Holly stopped on the steps and blinked up at him. “Oh hell, I did, didn’t I?”
“Yep.” He put his hand against the small of her back and escorted her to the car. “And don’t think I’m letting you out of it, either.”
IT WAS an hour’s drive back to Louisville. Ross put the LaFerrari in the garage and went inside. He’d thought about Holly on the drive back, about the sadness in her eyes when she’d spoken of her sister and the loss of the distillery.
It brought home to him the difference between them. To him, the whisky was just one facet of his family’s business—and not one he wanted to participate in. To Holly, the whisky was personal. Her family had been in the same position his was in when his great-grandfather came to this country and started making whisky. The Brookses had been building, growing, looking forward to the day when they sat atop an empire—but the day never came because they lost it all.
Ross couldn’t get Holly’s face out of his head. The despair in her eyes when she’d talked about her sister. When he’d met her again earlier this week, he’d thought she was pretty. The fact she hadn’t liked him made her even more interesting. He wasn’t accustomed to that.
But then he spent time with her, saw her care and professionalism first han
d, and then learned about the accident that ruined her family—and something deep inside began to gnaw at him. Some unsettled feeling that hadn’t dissipated yet.
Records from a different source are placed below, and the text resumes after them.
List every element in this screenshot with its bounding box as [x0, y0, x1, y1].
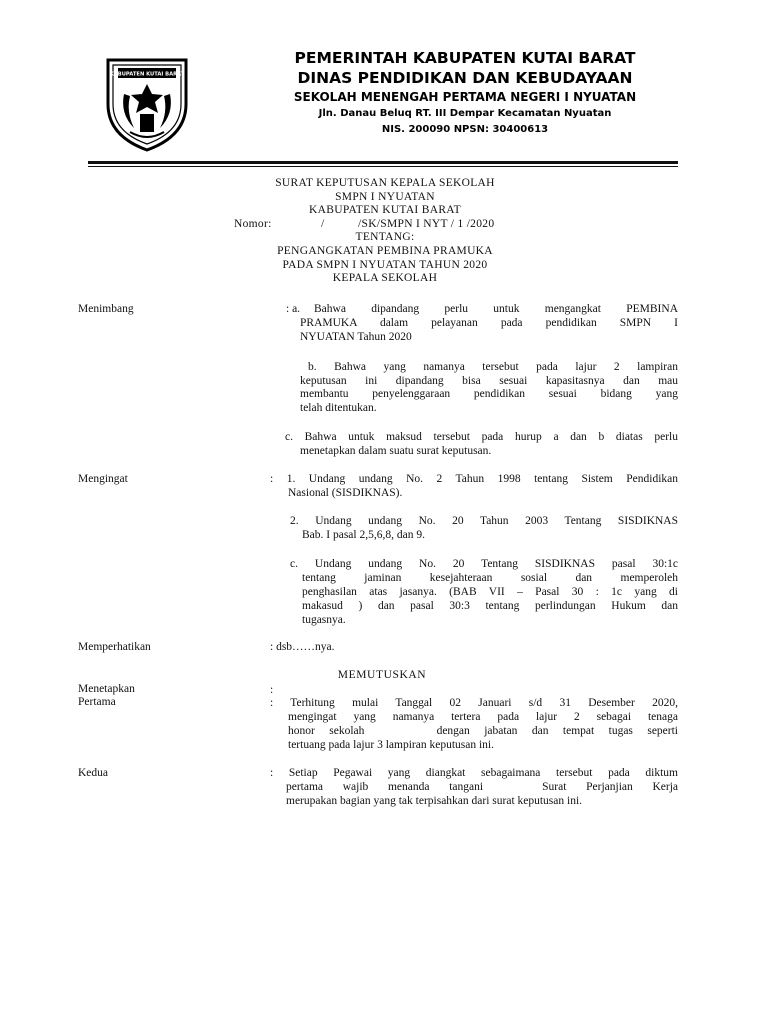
pertama-line-2: mengingat yang namanya tertera pada lajur 2 sebagai tenaga: [288, 711, 678, 723]
title-line-3: KABUPATEN KUTAI BARAT: [309, 204, 461, 217]
kedua-line-1: : Setiap Pegawai yang diangkat sebagaimana tersebut pada diktum: [270, 767, 678, 779]
menimbang-a-line-1: Bahwa dipandang perlu untuk mengangkat PEMBINA: [314, 303, 678, 315]
label-menetapkan: Menetapkan: [78, 683, 135, 695]
mengingat-1-line-1: : 1. Undang undang No. 2 Tahun 1998 tentang Sistem Pendidikan: [270, 473, 678, 485]
nomor-separator: /: [321, 217, 325, 230]
letterhead-nis: NIS. 200090 NPSN: 30400613: [381, 124, 549, 135]
menimbang-c-line-1: c. Bahwa untuk maksud tersebut pada hurup a dan b diatas perlu: [285, 431, 678, 443]
mengingat-1-line-2: Nasional (SISDIKNAS).: [288, 487, 403, 499]
menimbang-c-line-2: menetapkan dalam suatu surat keputusan.: [300, 445, 492, 457]
title-line-8: KEPALA SEKOLAH: [332, 272, 438, 285]
memperhatikan-value: : dsb……nya.: [270, 641, 335, 653]
title-line-2: SMPN I NYUATAN: [335, 190, 435, 203]
menimbang-b-line-1: b. Bahwa yang namanya tersebut pada lajur 2 lampiran: [308, 361, 678, 373]
memutuskan-heading: MEMUTUSKAN: [337, 669, 427, 681]
menimbang-b-line-2: keputusan ini dipandang bisa sesuai kapasitasnya dan mau: [300, 375, 678, 387]
title-line-7: PADA SMPN I NYUATAN TAHUN 2020: [282, 258, 488, 271]
letterhead-line-3: SEKOLAH MENENGAH PERTAMA NEGERI I NYUATAN: [293, 90, 637, 104]
letterhead-address: Jln. Danau Beluq RT. III Dempar Kecamatan Nyuatan: [318, 108, 612, 119]
nomor-value: /SK/SMPN I NYT / 1 /2020: [358, 217, 495, 230]
title-line-6: PENGANGKATAN PEMBINA PRAMUKA: [277, 244, 493, 257]
menimbang-a-line-3: NYUATAN Tahun 2020: [300, 331, 412, 343]
mengingat-3-line-3: penghasilan atas jasanya. (BAB VII – Pasal 30 : 1c yang di: [302, 586, 678, 598]
label-memperhatikan: Memperhatikan: [78, 641, 151, 653]
kedua-line-3: merupakan bagian yang tak terpisahkan dari surat keputusan ini.: [286, 795, 583, 807]
pertama-line-4: tertuang pada lajur 3 lampiran keputusan ini.: [288, 739, 494, 751]
pertama-line-3: honor sekolah dengan jabatan dan tempat tugas seperti: [288, 725, 678, 737]
mengingat-3-line-1: c. Undang undang No. 20 Tentang SISDIKNAS pasal 30:1c: [290, 558, 678, 570]
letterhead-rule-thin: [88, 166, 678, 167]
menimbang-a-line-2: PRAMUKA dalam pelayanan pada pendidikan SMPN I: [300, 317, 678, 329]
label-mengingat: Mengingat: [78, 473, 128, 485]
letterhead-line-2: DINAS PENDIDIKAN DAN KEBUDAYAAN: [297, 69, 633, 87]
decree-title-block: [150, 177, 620, 286]
menetapkan-colon: :: [270, 684, 274, 696]
letterhead-line-1: PEMERINTAH KABUPATEN KUTAI BARAT: [294, 49, 636, 67]
mengingat-3-line-4: makasud ) dan pasal 30:3 tentang perlindungan Hukum dan: [302, 600, 678, 612]
letterhead: [225, 48, 705, 138]
label-pertama: Pertama: [78, 696, 116, 708]
title-line-tentang: TENTANG:: [355, 231, 415, 244]
menimbang-b-line-3: membantu penyelenggaraan pendidikan sesuai bidang yang: [300, 388, 678, 400]
menimbang-b-line-4: telah ditentukan.: [300, 402, 377, 414]
label-kedua: Kedua: [78, 767, 109, 779]
decree-number: [150, 218, 620, 232]
mengingat-3-line-2: tentang jaminan kesejahteraan sosial dan memperoleh: [302, 572, 678, 584]
logo-text: KABUPATEN KUTAI BARAT: [109, 71, 185, 78]
pertama-line-1: : Terhitung mulai Tanggal 02 Januari s/d 31 Desember 2020,: [270, 697, 678, 709]
mengingat-2-line-2: Bab. I pasal 2,5,6,8, dan 9.: [302, 529, 425, 541]
kedua-line-2: pertama wajib menanda tangani Surat Perjanjian Kerja: [286, 781, 678, 793]
title-line-1: SURAT KEPUTUSAN KEPALA SEKOLAH: [275, 177, 495, 189]
nomor-label: Nomor:: [234, 217, 272, 230]
menimbang-a-prefix: : a.: [286, 303, 301, 315]
mengingat-2-line-1: 2. Undang undang No. 20 Tahun 2003 Tentang SISDIKNAS: [290, 515, 678, 527]
regency-logo: [104, 54, 190, 154]
label-menimbang: Menimbang: [78, 303, 134, 315]
letterhead-rule-thick: [88, 161, 678, 164]
mengingat-3-line-5: tugasnya.: [302, 614, 346, 626]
Ross went over to the bar set against one wall in the kitchen and poured two fingers of Blackthorne Gold, neat. He didn’t actually drink much whisky, but when he wanted it, there was only one kind. He thought of his grandmother, Fiona Blackthorne. She was eighty-six, feisty as hell, and she could drink him under the table any day of the week. That thought always made him smile. Which was a good thing right now.
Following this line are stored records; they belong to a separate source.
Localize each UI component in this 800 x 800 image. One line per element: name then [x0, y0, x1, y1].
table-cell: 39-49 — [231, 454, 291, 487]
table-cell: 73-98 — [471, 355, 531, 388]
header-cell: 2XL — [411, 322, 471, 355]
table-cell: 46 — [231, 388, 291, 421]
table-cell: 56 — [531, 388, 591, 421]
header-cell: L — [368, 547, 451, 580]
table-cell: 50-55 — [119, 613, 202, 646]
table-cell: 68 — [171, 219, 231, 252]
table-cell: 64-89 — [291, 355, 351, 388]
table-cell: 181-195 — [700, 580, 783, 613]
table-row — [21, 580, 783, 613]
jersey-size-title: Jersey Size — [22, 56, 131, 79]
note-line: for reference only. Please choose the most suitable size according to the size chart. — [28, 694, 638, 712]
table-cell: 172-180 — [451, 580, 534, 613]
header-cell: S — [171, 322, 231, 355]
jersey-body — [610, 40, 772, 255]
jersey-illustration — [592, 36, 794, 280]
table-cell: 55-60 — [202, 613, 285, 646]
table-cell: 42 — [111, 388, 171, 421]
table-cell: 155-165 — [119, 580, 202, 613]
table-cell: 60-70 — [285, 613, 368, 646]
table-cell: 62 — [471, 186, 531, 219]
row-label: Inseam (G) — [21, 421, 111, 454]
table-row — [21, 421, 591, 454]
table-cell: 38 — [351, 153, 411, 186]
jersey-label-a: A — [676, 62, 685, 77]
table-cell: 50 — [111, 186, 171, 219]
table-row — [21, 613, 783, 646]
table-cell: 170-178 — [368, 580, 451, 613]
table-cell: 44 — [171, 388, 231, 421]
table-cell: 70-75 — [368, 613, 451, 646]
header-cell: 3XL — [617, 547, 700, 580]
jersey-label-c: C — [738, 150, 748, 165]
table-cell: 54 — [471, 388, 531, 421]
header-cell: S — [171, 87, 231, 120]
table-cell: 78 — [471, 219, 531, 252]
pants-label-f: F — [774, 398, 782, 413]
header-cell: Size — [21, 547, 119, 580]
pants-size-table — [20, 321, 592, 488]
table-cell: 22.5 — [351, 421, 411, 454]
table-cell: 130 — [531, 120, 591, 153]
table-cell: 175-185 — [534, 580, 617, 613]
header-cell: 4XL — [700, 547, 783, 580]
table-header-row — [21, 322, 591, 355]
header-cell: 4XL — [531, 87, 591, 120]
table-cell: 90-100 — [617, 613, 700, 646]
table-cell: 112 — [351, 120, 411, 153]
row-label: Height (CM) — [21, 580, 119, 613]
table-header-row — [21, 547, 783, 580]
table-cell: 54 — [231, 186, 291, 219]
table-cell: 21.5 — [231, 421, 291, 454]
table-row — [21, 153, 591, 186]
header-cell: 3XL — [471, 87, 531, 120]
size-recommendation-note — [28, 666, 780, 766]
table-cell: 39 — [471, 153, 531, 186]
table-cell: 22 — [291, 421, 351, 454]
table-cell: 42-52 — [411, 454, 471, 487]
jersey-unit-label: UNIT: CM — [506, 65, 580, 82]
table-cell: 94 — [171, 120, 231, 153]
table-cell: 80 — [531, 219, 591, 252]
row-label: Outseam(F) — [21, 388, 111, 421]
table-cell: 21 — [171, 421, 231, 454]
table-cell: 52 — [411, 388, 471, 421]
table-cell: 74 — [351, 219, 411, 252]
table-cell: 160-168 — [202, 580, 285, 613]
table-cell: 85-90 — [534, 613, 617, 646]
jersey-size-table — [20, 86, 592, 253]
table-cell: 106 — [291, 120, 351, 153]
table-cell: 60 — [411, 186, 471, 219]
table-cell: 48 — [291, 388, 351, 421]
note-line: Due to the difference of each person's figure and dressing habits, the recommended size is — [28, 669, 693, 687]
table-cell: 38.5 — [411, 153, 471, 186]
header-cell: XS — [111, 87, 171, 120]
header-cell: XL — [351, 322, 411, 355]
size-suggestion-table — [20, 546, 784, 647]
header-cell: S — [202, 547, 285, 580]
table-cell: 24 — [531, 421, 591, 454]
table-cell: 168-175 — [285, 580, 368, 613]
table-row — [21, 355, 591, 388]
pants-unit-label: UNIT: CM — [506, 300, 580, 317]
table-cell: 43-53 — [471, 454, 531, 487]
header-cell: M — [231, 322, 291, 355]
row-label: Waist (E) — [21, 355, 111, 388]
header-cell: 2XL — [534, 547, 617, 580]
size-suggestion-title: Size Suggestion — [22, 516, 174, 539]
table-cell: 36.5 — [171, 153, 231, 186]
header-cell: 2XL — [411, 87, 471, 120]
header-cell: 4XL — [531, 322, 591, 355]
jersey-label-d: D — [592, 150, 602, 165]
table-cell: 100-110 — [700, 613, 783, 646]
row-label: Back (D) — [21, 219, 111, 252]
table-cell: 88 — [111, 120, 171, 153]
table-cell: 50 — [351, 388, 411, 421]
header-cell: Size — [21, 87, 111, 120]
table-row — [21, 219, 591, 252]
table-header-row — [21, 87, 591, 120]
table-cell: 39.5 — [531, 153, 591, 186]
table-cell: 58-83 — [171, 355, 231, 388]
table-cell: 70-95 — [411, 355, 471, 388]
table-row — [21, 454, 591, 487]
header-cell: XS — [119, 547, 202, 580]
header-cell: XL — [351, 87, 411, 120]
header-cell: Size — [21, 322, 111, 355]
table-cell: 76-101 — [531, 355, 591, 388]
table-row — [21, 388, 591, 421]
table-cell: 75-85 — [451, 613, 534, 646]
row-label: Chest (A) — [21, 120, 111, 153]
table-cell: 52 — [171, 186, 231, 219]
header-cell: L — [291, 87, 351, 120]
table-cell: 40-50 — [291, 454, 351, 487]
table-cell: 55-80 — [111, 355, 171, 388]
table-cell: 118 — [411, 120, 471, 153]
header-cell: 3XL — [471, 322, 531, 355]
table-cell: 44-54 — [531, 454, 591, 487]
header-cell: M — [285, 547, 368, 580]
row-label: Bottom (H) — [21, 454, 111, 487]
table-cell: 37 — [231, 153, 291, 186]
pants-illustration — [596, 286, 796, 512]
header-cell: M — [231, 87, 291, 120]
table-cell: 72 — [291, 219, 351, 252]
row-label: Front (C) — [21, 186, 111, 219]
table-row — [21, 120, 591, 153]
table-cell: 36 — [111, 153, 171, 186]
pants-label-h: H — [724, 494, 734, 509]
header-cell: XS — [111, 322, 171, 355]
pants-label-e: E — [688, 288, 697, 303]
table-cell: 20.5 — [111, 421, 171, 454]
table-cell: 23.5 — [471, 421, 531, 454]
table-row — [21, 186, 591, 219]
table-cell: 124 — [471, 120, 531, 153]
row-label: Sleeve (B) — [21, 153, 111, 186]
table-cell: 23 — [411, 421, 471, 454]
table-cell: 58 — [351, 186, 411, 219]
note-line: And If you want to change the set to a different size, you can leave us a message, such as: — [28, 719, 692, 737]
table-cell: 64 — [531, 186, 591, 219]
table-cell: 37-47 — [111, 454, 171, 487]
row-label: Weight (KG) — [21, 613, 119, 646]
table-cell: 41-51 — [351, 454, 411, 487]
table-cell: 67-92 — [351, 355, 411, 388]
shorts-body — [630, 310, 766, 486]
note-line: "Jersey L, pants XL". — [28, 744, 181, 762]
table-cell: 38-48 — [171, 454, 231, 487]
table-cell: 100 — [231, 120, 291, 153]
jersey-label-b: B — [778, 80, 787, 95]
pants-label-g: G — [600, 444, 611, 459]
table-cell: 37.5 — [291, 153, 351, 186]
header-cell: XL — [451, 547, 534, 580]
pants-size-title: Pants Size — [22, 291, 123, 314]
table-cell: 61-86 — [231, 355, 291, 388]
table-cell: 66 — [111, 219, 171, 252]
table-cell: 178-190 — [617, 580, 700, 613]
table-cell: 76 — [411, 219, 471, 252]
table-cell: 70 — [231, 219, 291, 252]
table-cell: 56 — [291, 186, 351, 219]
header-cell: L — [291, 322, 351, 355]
Ross took out his phone and dialed Martin Temple. He needed to stay grounded in the world he knew because he didn’t intend to stay at the distillery any longer than he had to. Not even for pretty eyes in a pretty face.
Temple answered on the first ring. “Hello, Ross.”
“Hey, Martin.” He took a sip of the whisky. It went down smooth, burning on the finish. There were hints of smoke, vanilla, and caramel. “How’s it going?”
“Practices have been great. Eric’s doing a hell of a job. New engine purrs like a kitten.”
A very loud, growly kitten, he imagined. “He’s ready for Joliet?”
“He’s ready.”
“The Quaker State 400 is almost here. I really want to be the one behind the wheel.”
“Unless you get your father to tell me otherwise, it’ll be Eric.”
Ross took another sip. If he didn’t drive again soon, he could probably kiss the Cup goodbye. Not that his father cared about that. But it was something Ross had wanted since he was a kid watching NASCAR on television. It’d been the Winston Cup back then. These days it was the Monster Energy Cup. In a few years, maybe it’d be the Blackthorne Cup. “I’ll work on him.”
“You do that.”
They talked about a few other things and then Ross ended the call. He’d finished the whisky by then. He did not get another. He wasn’t Fiona and he wasn’t about to try.
He thought about calling his brother, Trey. Trey was the eldest and worked closely with their father at Blackthorne Enterprises. If anyone might know what Dad was thinking, it’d be Trey. But sometimes Ross felt like his brother was a carbon copy of Dad, with his seriousness and his dedication to the family business.